Why markets need to be part of a climate-smart solution
Be honest. When was the last time you looked in your fridge and decided that the contents would be better off in the bin? Well according to the Food and Agricultural Organization, it was probably not that long ago. The statistics would put you in pretty good company: roughly one third of the world’s food produced for human consumption - approximately 1.3 billion tonnes - gets lost or wasted every year.
Statistics suggest that roughly the same amount of food is wasted in developed and developing countries. But in the latter, the loss occurs at post-harvest and processing levels, whereas in industrialised countries it happens at retail and consumer level.
That means that while people in developed countries are more likely to put their food in the bin once they’ve bought it, people in developing countries can’t get it to market to sell it in the first place.
Building more efficient farming systems
Whichever way you look at it, food loss and waste fuel vagrant squandering of precious land and water resources, and create a needless supply of greenhouse gas emissions. Yet at the same time, demand for more food is on the rise, driven by a growing, and wealthier population.

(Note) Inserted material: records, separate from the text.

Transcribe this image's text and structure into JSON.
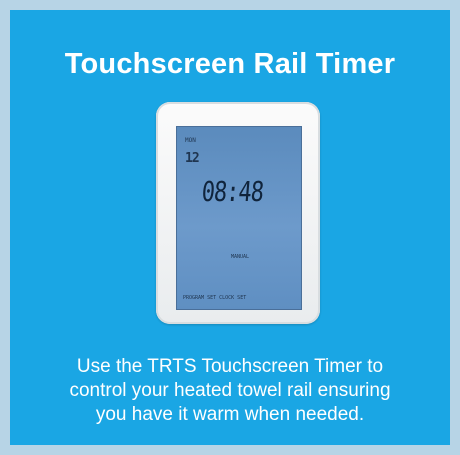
{
  "title": "Touchscreen Rail Timer",
  "device": {
    "screen": {
      "day_text": "MON",
      "program_text": "12",
      "time": "08:48",
      "mode_text": "MANUAL",
      "bottom_text": "PROGRAM SET CLOCK SET"
    }
  },
  "caption": {
    "line1": "Use the TRTS Touchscreen Timer to",
    "line2": "control your heated towel rail ensuring",
    "line3": "you have it warm when needed."
  },
  "colors": {
    "background": "#1aa6e4",
    "border": "#b7d4e6",
    "text": "#ffffff",
    "screen": "#6d9acb"
  }
}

“As people get richer, they want to eat more protein,” said the World Fish Center’s Doug Beare. “More pork, more beef, more fish – and China is driving demand for fish worldwide,” he said.
While ramping up global food supply may be necessary, transforming our current global food supply and production systems into more efficient, multi-functional value chains will be crucial to achieving sustainability.
So as climate change experts and researchers gather to hammer out a site-specific road map for climate-smart villages, or “learning laboratories” in the region, it’s no wonder that getting food to and from markets in a more sustainable fashion was among the top criteria deliberated.
The climate-smart villages will constitute around six locations where researchers, government agencies, private sector, farmer groups and civil society organisations will collectively trial integrated solutions to climate change as part of the CGIAR Research Program on Climate Change, Agriculture and Food Security (CCAFS).
One question facing researchers is where to situate the villages. On the one hand they can't be situated in remote areas where no one can get to them. And on the other hand, putting them a stone’s throw away from an urban hub will make any lessons learned non-applicable, and not easily “scaled up” to the millions of people living in rural poverty.
Learn more: What are Climate-smart villages?
Taking into account huge diversity in agro-ecological zones throughout the region will be one challenge. Senior scientist at the World Agroforestry Centre Jianchu Xu, notes in addition that climate change impacts everybody – rural and urban, farmers and non-farmers. “It’s about climate smart development, institutional innovation and knowledge,” – that includes a holistic view of development in its broadest sense.
Dindo Campilan, a social scientist from the International Potato Centre (CIP), notes: “Food security is not just about production – it’s also about how consumers drive the market. What are the market and consumption drivers that would stimulate and sustain climate-smart villages?”
Road-map: the process
Consideration of macro-economic factors that might aggravate climate variability will have to be taken into consideration - going beyond increasing production and post-harvest loss to changing the behavior of people.
One thing is certain: wherever the villages go, researchers will need to execute a well-coordinated and integrated action plan which successfully responds to the challenges posed by climate for the people who live in them. That will be phase two of the development.
In the meantime, the selection process must take into account accessibility to markets and other infrastructure, while harnessing the opportunity to transfer new lessons from the every-day challenges to the millions of rural poor exposed to very real advance of climate change challenges in Southeast Asia.
All this, tempered within in the context of the hugely diverse and complex agro-ecological and eco-systems, under-lying gender, ethnic minority and political factors that characterize the region.
For more information about the Bangkok conference mapping out the future of CCAFS most recent region, read: Climate-smart road map for global rice powerhouse
A decision on where to establish the Southeast Asian Climate-smart villages will be made next year.